Adèle Haenel : "Distinguer Polanski, c'est cracher au visage de toutes les victimes"

Adèle Haenel : "Distinguer Polanski, c'est cracher au visage de toutes les victimes"

Closermag Le 2020-02-24  Source

Roman Polanski est encensé aux César 2020. La cérémonie se déroulera vendredi 28 février à la salle Pleyel, à Paris, et le réalisateur de J'accuse a toutes les chances de rentrer chez lui avec un trophée puisqu'il est nominé dans 12 catégories.
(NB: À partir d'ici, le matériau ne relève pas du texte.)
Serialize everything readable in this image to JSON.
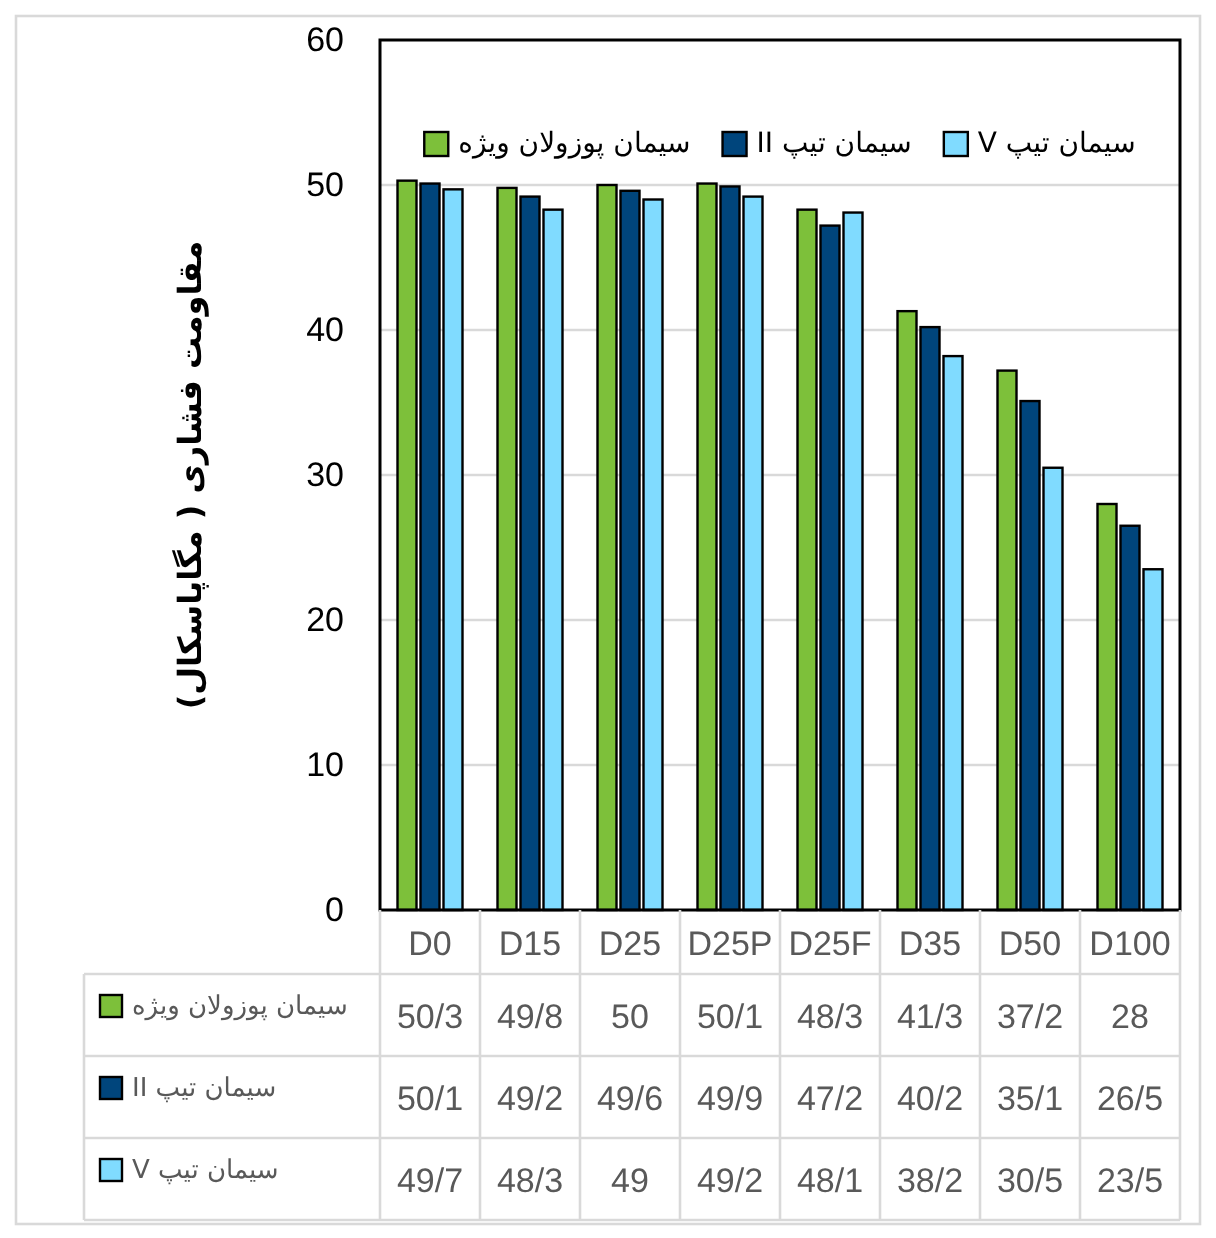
{
  "chart_data": {
    "type": "bar",
    "ylabel": "مقاومت فشاری ( مگاپاسکال)",
    "categories": [
      "D0",
      "D15",
      "D25",
      "D25P",
      "D25F",
      "D35",
      "D50",
      "D100"
    ],
    "series": [
      {
        "name": "سیمان پوزولان ویژه",
        "color": "#7dc03a",
        "values": [
          50.3,
          49.8,
          50,
          50.1,
          48.3,
          41.3,
          37.2,
          28
        ],
        "value_labels": [
          "50/3",
          "49/8",
          "50",
          "50/1",
          "48/3",
          "41/3",
          "37/2",
          "28"
        ]
      },
      {
        "name": "سیمان تیپ II",
        "color": "#00457c",
        "values": [
          50.1,
          49.2,
          49.6,
          49.9,
          47.2,
          40.2,
          35.1,
          26.5
        ],
        "value_labels": [
          "50/1",
          "49/2",
          "49/6",
          "49/9",
          "47/2",
          "40/2",
          "35/1",
          "26/5"
        ]
      },
      {
        "name": "سیمان تیپ V",
        "color": "#80dbff",
        "values": [
          49.7,
          48.3,
          49,
          49.2,
          48.1,
          38.2,
          30.5,
          23.5
        ],
        "value_labels": [
          "49/7",
          "48/3",
          "49",
          "49/2",
          "48/1",
          "38/2",
          "30/5",
          "23/5"
        ]
      }
    ],
    "ylim": [
      0,
      60
    ],
    "yticks": [
      0,
      10,
      20,
      30,
      40,
      50,
      60
    ],
    "grid": "y",
    "legend": "top"
  }
}
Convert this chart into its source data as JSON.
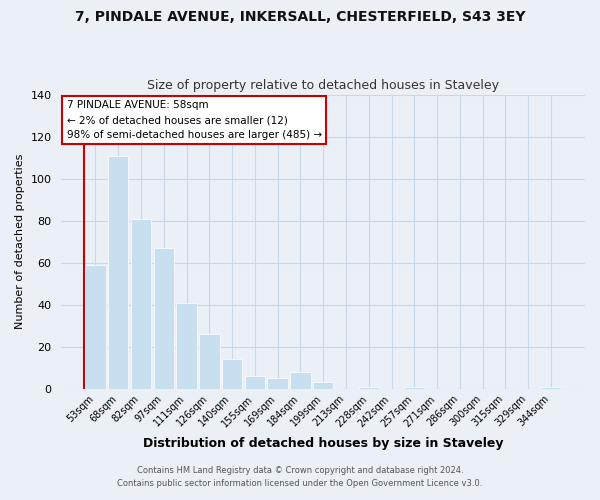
{
  "title": "7, PINDALE AVENUE, INKERSALL, CHESTERFIELD, S43 3EY",
  "subtitle": "Size of property relative to detached houses in Staveley",
  "xlabel": "Distribution of detached houses by size in Staveley",
  "ylabel": "Number of detached properties",
  "bin_labels": [
    "53sqm",
    "68sqm",
    "82sqm",
    "97sqm",
    "111sqm",
    "126sqm",
    "140sqm",
    "155sqm",
    "169sqm",
    "184sqm",
    "199sqm",
    "213sqm",
    "228sqm",
    "242sqm",
    "257sqm",
    "271sqm",
    "286sqm",
    "300sqm",
    "315sqm",
    "329sqm",
    "344sqm"
  ],
  "bar_heights": [
    59,
    111,
    81,
    67,
    41,
    26,
    14,
    6,
    5,
    8,
    3,
    0,
    1,
    0,
    1,
    0,
    0,
    0,
    0,
    0,
    1
  ],
  "bar_color": "#c8dff0",
  "highlight_line_color": "#cc0000",
  "ylim": [
    0,
    140
  ],
  "yticks": [
    0,
    20,
    40,
    60,
    80,
    100,
    120,
    140
  ],
  "annotation_title": "7 PINDALE AVENUE: 58sqm",
  "annotation_line1": "← 2% of detached houses are smaller (12)",
  "annotation_line2": "98% of semi-detached houses are larger (485) →",
  "annotation_box_color": "#ffffff",
  "annotation_box_edge": "#cc0000",
  "footer_line1": "Contains HM Land Registry data © Crown copyright and database right 2024.",
  "footer_line2": "Contains public sector information licensed under the Open Government Licence v3.0.",
  "background_color": "#eaf0f6",
  "plot_background_color": "#eaf0f6",
  "grid_color": "#c8d8e8"
}
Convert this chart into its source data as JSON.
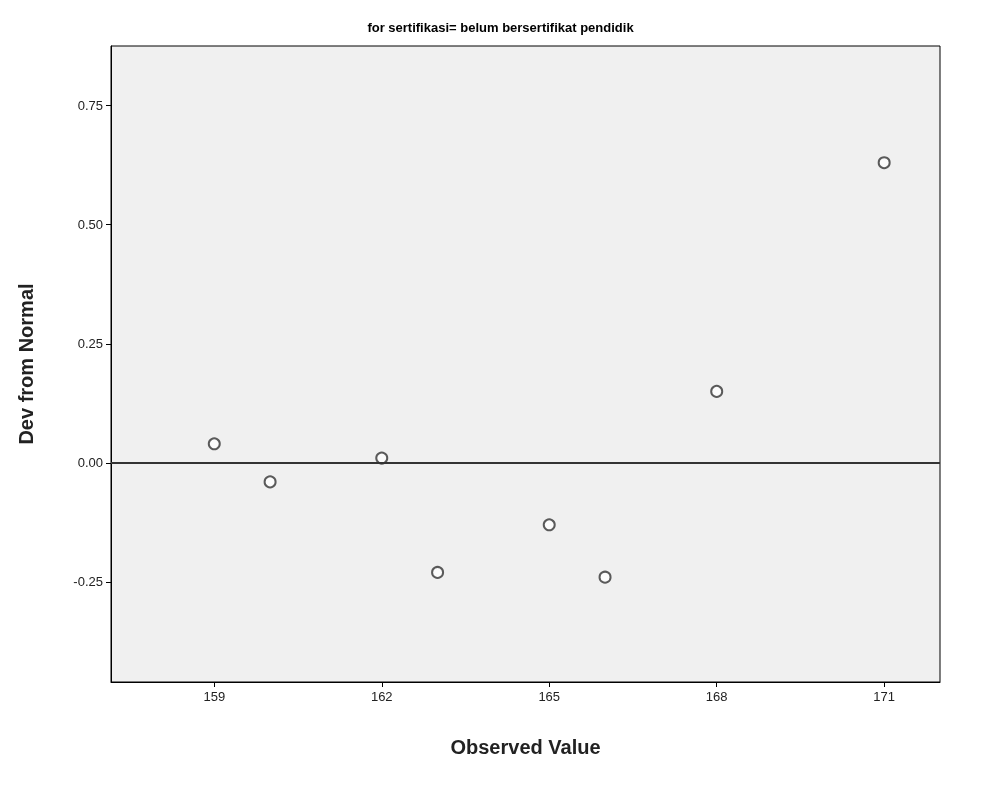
{
  "chart_data": {
    "type": "scatter",
    "title": "for sertifikasi= belum bersertifikat pendidik",
    "xlabel": "Observed Value",
    "ylabel": "Dev from Normal",
    "x": [
      159,
      160,
      162,
      163,
      165,
      166,
      168,
      171
    ],
    "series": [
      {
        "color": "#333333",
        "values": [
          0.04,
          -0.04,
          0.01,
          -0.23,
          -0.13,
          -0.24,
          0.15,
          0.63
        ]
      }
    ],
    "xlim": [
      157.15,
      172.0
    ],
    "xticks": [
      159,
      162,
      165,
      168,
      171
    ],
    "ylim": [
      -0.46,
      0.875
    ],
    "yticks": [
      {
        "value": -0.25,
        "label": "-0.25"
      },
      {
        "value": 0,
        "label": "0.00"
      },
      {
        "value": 0.25,
        "label": "0.25"
      },
      {
        "value": 0.5,
        "label": "0.50"
      },
      {
        "value": 0.75,
        "label": "0.75"
      }
    ],
    "ref_lines": [
      {
        "axis": "y",
        "value": 0,
        "color": "#333333",
        "line_style": "solid"
      }
    ],
    "grid": false,
    "marker": "circle"
  }
}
Déjà une prouesse pour celui qui est accusé de viols et d'agressions sexuelles par plusieurs femmes.

Alors que de nombreuses voix se sont insurgées contre le tapis rouge dressé pour Roman Polanski - Osez le féminisme ! et d'autres associations ont d'ailleurs appelé à une action devant la salle Pleyel le soir de la cérémonie - Adèle Haenel s'est jointe au mouvement lors d'une interview accordée au New York Times. "Distinguer Polanski, c'est cracher au visage de toutes les victimes. ...a veut dire, 'Ce n'est pas si grave de violer des femmes', a-t-elle estimé. À la sortie de J'accuse, on a entendu crier à la censure alors qu'il ne s'agit pas censurer mais de choisir qui on veut regarder. Et les hommes riches, blancs, rassurez-vous : vous possédez tous les moyens de communication."

"Une agression n'est pas une pratique libertine"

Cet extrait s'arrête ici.